Didn’t know it until I filled it through my mail order program. I’m sure they will find yet another one to upcharge this year. (FYI- they pass the buck by blaming the manufacturer.)
Shameful! I’m sure that’s why they ask you about your medications when you look at plans for the following year. Not supposed to discriminate against those of us with pre-existing conditions, yet they get around it. I was a health insurance agent for over 15 years and I thought I knew all the games they played. They stack the deck in their favor and guarantee their CEO’s hundreds of millions of dollars in annual bonuses and compensation. And they are the biggest drug pushers around. $5 BILLION dollars annually goes to advertising their drugs to CONSUMERS, when they should be honestly telling the doctors and the pharmacists the real truth about these drugs. Once again, absolutely SHAMEFUL!
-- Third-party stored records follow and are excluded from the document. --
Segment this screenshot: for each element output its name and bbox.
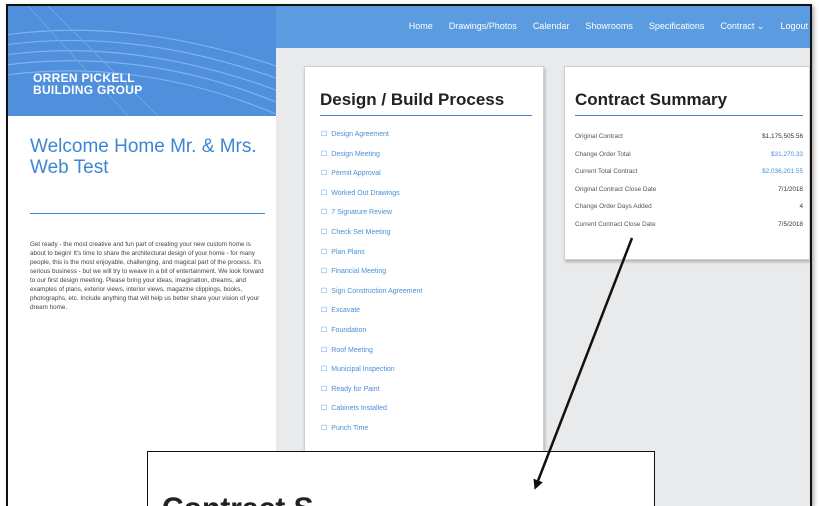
figure-frame: Home Drawings/Photos Calendar Showrooms … xyxy=(0,0,819,506)
callout-arrow xyxy=(533,237,634,490)
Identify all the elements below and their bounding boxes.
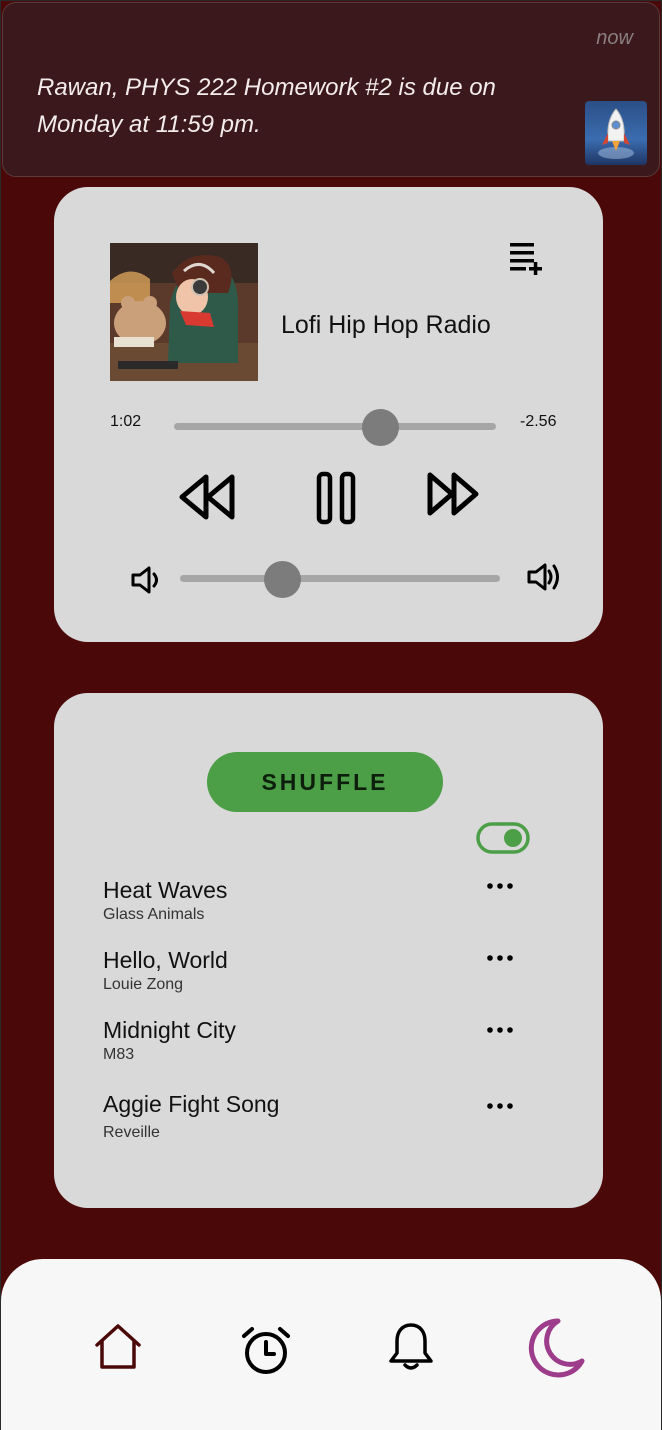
- more-options-icon[interactable]: [485, 1023, 515, 1037]
- rewind-icon[interactable]: [178, 473, 236, 521]
- song-item[interactable]: Midnight City M83: [103, 1016, 523, 1064]
- alarm-clock-icon[interactable]: [240, 1326, 292, 1381]
- shuffle-button[interactable]: SHUFFLE: [207, 752, 443, 812]
- more-options-icon[interactable]: [485, 951, 515, 965]
- bell-icon[interactable]: [387, 1321, 435, 1378]
- song-title: Midnight City: [103, 1017, 236, 1043]
- volume-slider-handle[interactable]: [263, 561, 301, 598]
- song-item[interactable]: Hello, World Louie Zong: [103, 946, 523, 994]
- song-artist: Glass Animals: [103, 906, 205, 923]
- now-playing-card: Lofi Hip Hop Radio 1:02 -2.56: [54, 187, 603, 642]
- remaining-time: -2.56: [520, 413, 557, 430]
- bottom-nav: [1, 1259, 661, 1430]
- home-icon[interactable]: [93, 1323, 143, 1376]
- moon-icon[interactable]: [524, 1317, 586, 1384]
- notification-time: now: [596, 27, 633, 49]
- song-title: Hello, World: [103, 947, 228, 973]
- more-options-icon[interactable]: [485, 1099, 515, 1113]
- song-item[interactable]: Aggie Fight Song Reveille: [103, 1090, 523, 1142]
- pause-icon[interactable]: [316, 471, 356, 525]
- notification-banner[interactable]: now Rawan, PHYS 222 Homework #2 is due o…: [2, 2, 660, 177]
- track-title: Lofi Hip Hop Radio: [281, 311, 491, 339]
- song-artist: M83: [103, 1046, 135, 1063]
- volume-high-icon[interactable]: [526, 561, 562, 593]
- song-title: Heat Waves: [103, 877, 228, 903]
- playlist-card: SHUFFLE Heat Waves Glass Animals Hello, …: [54, 693, 603, 1208]
- volume-low-icon[interactable]: [130, 565, 164, 595]
- more-options-icon[interactable]: [485, 879, 515, 893]
- song-title: Aggie Fight Song: [103, 1091, 280, 1117]
- rocket-icon: [585, 101, 647, 165]
- notification-message: Rawan, PHYS 222 Homework #2 is due on Mo…: [37, 74, 496, 138]
- elapsed-time: 1:02: [110, 413, 142, 430]
- song-artist: Louie Zong: [103, 976, 184, 993]
- shuffle-toggle[interactable]: [476, 822, 530, 854]
- fast-forward-icon[interactable]: [426, 471, 480, 517]
- progress-bar[interactable]: [174, 423, 496, 430]
- song-item[interactable]: Heat Waves Glass Animals: [103, 876, 523, 924]
- album-art: [110, 243, 258, 381]
- song-artist: Reveille: [103, 1124, 160, 1141]
- playlist-add-icon[interactable]: [508, 241, 544, 277]
- progress-scrubber[interactable]: [361, 409, 399, 446]
- volume-bar[interactable]: [180, 575, 500, 582]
Could you please tell me how I could get results for the State of Mississippi?

Deborah Rishell

This is a dire necessity for every citizen in every state! Health insurance companies hold all the cards and can change terms and conditions of the contract whenever they choose. Their CEO salaries and bonuses are tens of millions each year. The American people with chronic illnesses have been thrown to the curb by our political system due to the “opioid epidemic.” They can’t get proper medical care anymore since their doctors risk losing their license and pharmacists won’t fill the prescriptions anyway. This is a rerun of the McCarthy era. Let’s pray this passes and other states follow quickly.